In this project, I am reacting cyclic siloxanes with inorganic oxide surfaces via ring opening polymerizations at solid-vapor interfaces. A siloxane is composed of silicon, oxygen, carbon, and hydrogen atoms. The skeleton of siloxane is made up of silicon and oxygen, and the other two bonds that silicon can make are each with a methyl group (CH3). Depending on the number of siloxane groups present in the cyclic molecule, it will have either high or low ring strain. Ring strain, or instability of the molecule, will exist when the angles in ring are less than 112°. The higher the ring strain, the more easily the ring will open and therefore be able to polymerize. Hexamethylcyclotrisiloxane (D3) is the cyclic siloxane I am using in this project, and it has highest ring strain of all cyclic siloxanes. As a result, I expect it to open easily and bond with the silicon surface. My intention is to investigate the effects of time and temperature on the reactions of D3 with silicon surfaces to create the most hydrophobic (water repelling) surfaces.

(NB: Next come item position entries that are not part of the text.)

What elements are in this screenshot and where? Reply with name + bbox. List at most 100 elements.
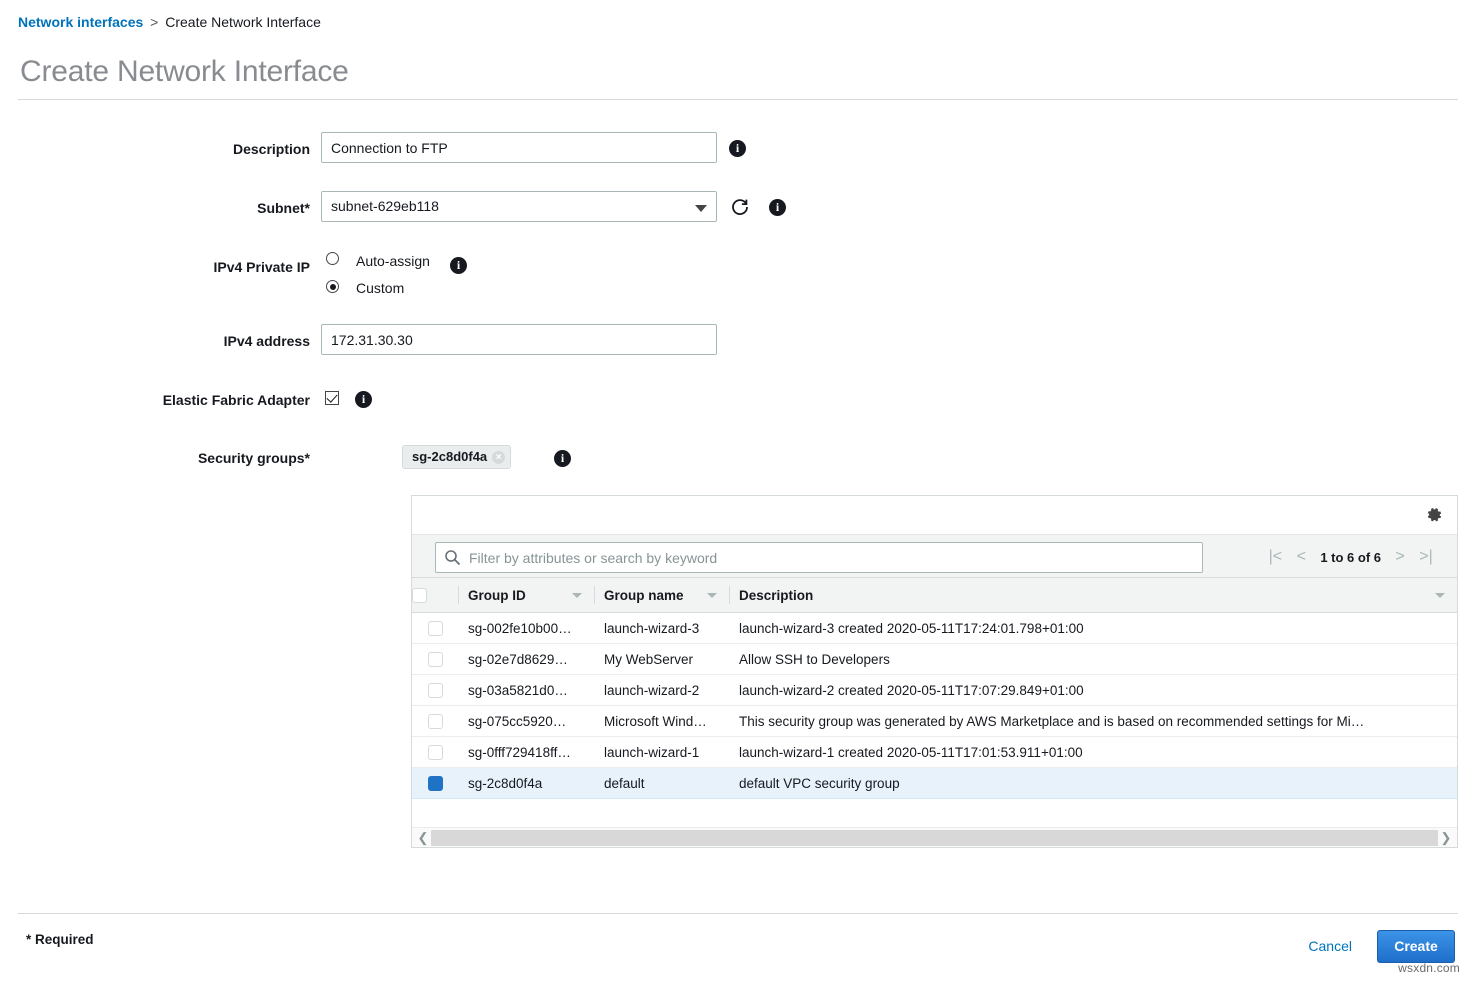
cell-description: launch-wizard-1 created 2020-05-11T17:01… (729, 737, 1457, 768)
row-checkbox[interactable] (428, 621, 443, 636)
security-group-token-label: sg-2c8d0f4a (412, 449, 487, 464)
chevron-down-icon[interactable] (572, 593, 582, 598)
refresh-icon[interactable] (730, 197, 750, 217)
cell-group-name: launch-wizard-3 (594, 613, 729, 644)
breadcrumb: Network interfaces > Create Network Inte… (18, 14, 321, 30)
cell-group-id: sg-2c8d0f4a (458, 768, 594, 799)
subnet-info-icon[interactable] (769, 199, 786, 216)
security-groups-label: Security groups* (120, 450, 310, 466)
breadcrumb-link-network-interfaces[interactable]: Network interfaces (18, 14, 143, 30)
chevron-left-icon[interactable]: ❮ (414, 830, 432, 846)
radio-custom-label[interactable]: Custom (356, 280, 404, 296)
pagination-prev-button[interactable]: < (1288, 547, 1314, 567)
required-note: * Required (26, 932, 94, 947)
cell-group-id: sg-075cc5920… (458, 706, 594, 737)
table-row[interactable]: sg-03a5821d0… launch-wizard-2 launch-wiz… (412, 675, 1457, 706)
ipv4-private-ip-info-icon[interactable] (450, 257, 467, 274)
subnet-select[interactable]: subnet-629eb118 (321, 191, 717, 222)
row-checkbox-cell[interactable] (412, 644, 458, 675)
header-group-name[interactable]: Group name (594, 578, 729, 613)
column-divider (594, 586, 595, 604)
breadcrumb-separator: > (150, 14, 158, 30)
cell-group-id: sg-002fe10b00… (458, 613, 594, 644)
row-checkbox[interactable] (428, 745, 443, 760)
ipv4-address-label: IPv4 address (120, 333, 310, 349)
security-groups-info-icon[interactable] (554, 450, 571, 467)
row-checkbox[interactable] (428, 652, 443, 667)
description-info-icon[interactable] (729, 140, 746, 157)
row-checkbox-cell[interactable] (412, 768, 458, 799)
chevron-right-icon[interactable]: ❯ (1437, 830, 1455, 846)
cell-group-name: Microsoft Wind… (594, 706, 729, 737)
table-row[interactable]: sg-002fe10b00… launch-wizard-3 launch-wi… (412, 613, 1457, 644)
header-select-all[interactable] (412, 578, 458, 613)
row-checkbox[interactable] (428, 776, 443, 791)
cell-description: launch-wizard-3 created 2020-05-11T17:24… (729, 613, 1457, 644)
cell-group-id: sg-02e7d8629… (458, 644, 594, 675)
description-input[interactable] (321, 132, 717, 163)
chevron-down-icon (695, 205, 707, 212)
cell-description: This security group was generated by AWS… (729, 706, 1457, 737)
title-divider (18, 99, 1458, 100)
cancel-button[interactable]: Cancel (1308, 938, 1352, 954)
cell-group-name: launch-wizard-2 (594, 675, 729, 706)
table-header-row: Group ID Group name Description (412, 578, 1457, 613)
close-icon[interactable] (492, 451, 505, 464)
select-all-checkbox[interactable] (412, 588, 427, 603)
row-checkbox[interactable] (428, 683, 443, 698)
chevron-down-icon[interactable] (1435, 593, 1445, 598)
row-checkbox-cell[interactable] (412, 706, 458, 737)
table-row[interactable]: sg-02e7d8629… My WebServer Allow SSH to … (412, 644, 1457, 675)
ipv4-address-input[interactable] (321, 324, 717, 355)
cell-description: launch-wizard-2 created 2020-05-11T17:07… (729, 675, 1457, 706)
row-checkbox-cell[interactable] (412, 613, 458, 644)
search-box[interactable] (435, 542, 1203, 573)
table-row-selected[interactable]: sg-2c8d0f4a default default VPC security… (412, 768, 1457, 799)
pagination-label: 1 to 6 of 6 (1314, 550, 1387, 565)
horizontal-scrollbar[interactable]: ❮ ❯ (412, 827, 1457, 847)
security-group-token[interactable]: sg-2c8d0f4a (402, 445, 511, 469)
pagination-first-button[interactable]: |< (1262, 547, 1288, 567)
cell-group-id: sg-0fff729418ff… (458, 737, 594, 768)
table-body: sg-002fe10b00… launch-wizard-3 launch-wi… (412, 613, 1457, 799)
search-input[interactable] (467, 543, 1197, 572)
radio-custom[interactable] (326, 280, 339, 293)
cell-group-name: default (594, 768, 729, 799)
scrollbar-thumb[interactable] (431, 830, 1438, 846)
header-group-id[interactable]: Group ID (458, 578, 594, 613)
elastic-fabric-adapter-checkbox[interactable] (325, 391, 339, 405)
subnet-label: Subnet* (120, 200, 310, 216)
ipv4-private-ip-label: IPv4 Private IP (120, 259, 310, 275)
cell-description: Allow SSH to Developers (729, 644, 1457, 675)
subnet-select-value: subnet-629eb118 (331, 198, 439, 214)
gear-icon[interactable] (1425, 506, 1443, 524)
table-row[interactable]: sg-075cc5920… Microsoft Wind… This secur… (412, 706, 1457, 737)
table-row[interactable]: sg-0fff729418ff… launch-wizard-1 launch-… (412, 737, 1457, 768)
breadcrumb-current: Create Network Interface (165, 14, 321, 30)
description-label: Description (120, 141, 310, 157)
elastic-fabric-adapter-info-icon[interactable] (355, 391, 372, 408)
header-description[interactable]: Description (729, 578, 1457, 613)
radio-auto-assign[interactable] (326, 252, 339, 265)
page-title: Create Network Interface (20, 55, 349, 89)
cell-group-name: launch-wizard-1 (594, 737, 729, 768)
row-checkbox[interactable] (428, 714, 443, 729)
create-button[interactable]: Create (1377, 930, 1455, 963)
panel-toolbar (412, 496, 1457, 534)
watermark: wsxdn.com (1398, 961, 1460, 975)
chevron-down-icon[interactable] (707, 593, 717, 598)
pagination-last-button[interactable]: >| (1413, 547, 1439, 567)
radio-auto-assign-label[interactable]: Auto-assign (356, 253, 430, 269)
pagination: |< < 1 to 6 of 6 > >| (1262, 547, 1439, 567)
pagination-next-button[interactable]: > (1387, 547, 1413, 567)
footer-divider (18, 913, 1458, 914)
elastic-fabric-adapter-label: Elastic Fabric Adapter (120, 392, 310, 408)
filter-bar: |< < 1 to 6 of 6 > >| (412, 534, 1457, 578)
cell-description: default VPC security group (729, 768, 1457, 799)
column-divider (729, 586, 730, 604)
security-groups-table: Group ID Group name Description sg-002f (412, 578, 1457, 799)
row-checkbox-cell[interactable] (412, 737, 458, 768)
security-groups-panel: |< < 1 to 6 of 6 > >| Group ID Group nam… (411, 495, 1458, 848)
search-icon (444, 549, 461, 566)
row-checkbox-cell[interactable] (412, 675, 458, 706)
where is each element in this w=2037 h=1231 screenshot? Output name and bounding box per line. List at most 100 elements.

There are many surfaces that we come across in daily life that would be most effective if they were hydrophobic, such as windshields, surfaces of electronics, and cooking materials. In this reaction, I am using silicon as the solid that the siloxanes will bond to, but in principle, the polymerized siloxanes can be used to coat any inorganic oxide-containing surface. Some examples of this would be aluminum, tin, and nickel. An advantage of this technique is that it can create conformal films on textured surfaces. In other words, it bonds to the surface evenly and will maintain the texture of the surface. I’m initially hoping to find the best time and temperature to run the reaction at to create the most hydrophobic siloxane coating through polymerization of hexamethylcyclotrisiloxane. I then intend to see how using different cyclic siloxanes would change these variables and results. I expect to see significant effects from the time and temperature of the reaction on the quality of the hydrophobic surfaces I prepare.
In order to find the best parameters to run the reaction at, I am performing many trials of the same reaction, adjusting one variable at a time. In all of them, a silicon disc will be the source of the inorganic oxide surface and the siloxane will be in vapor phase during the reaction. I’m starting off with hexamethylcyclotrisiloxane as the source of the siloxane polymer and 100 °C as the temperature to run the reaction, as well as keeping the size of he silicon discs and quantity of the cyclic siloxane uniform. The variable first being altered is the length of time the reaction will run for, starting with 15 minutes and ending at 1 week. In order to measure the results, I’m using two different techniques: ellipsometry and dynamic contact angle analysis. Through ellipsometry, I can measure how thick a siloxane coating is, and through contact angle analysis I’m able to measure what the contact angles of a droplet of water are on the surface, both advancing and receding, to determine its hydrophobicity. Through these two techniques, I can gain much information about the nature of the chemistry of the surfaces I am analyzing.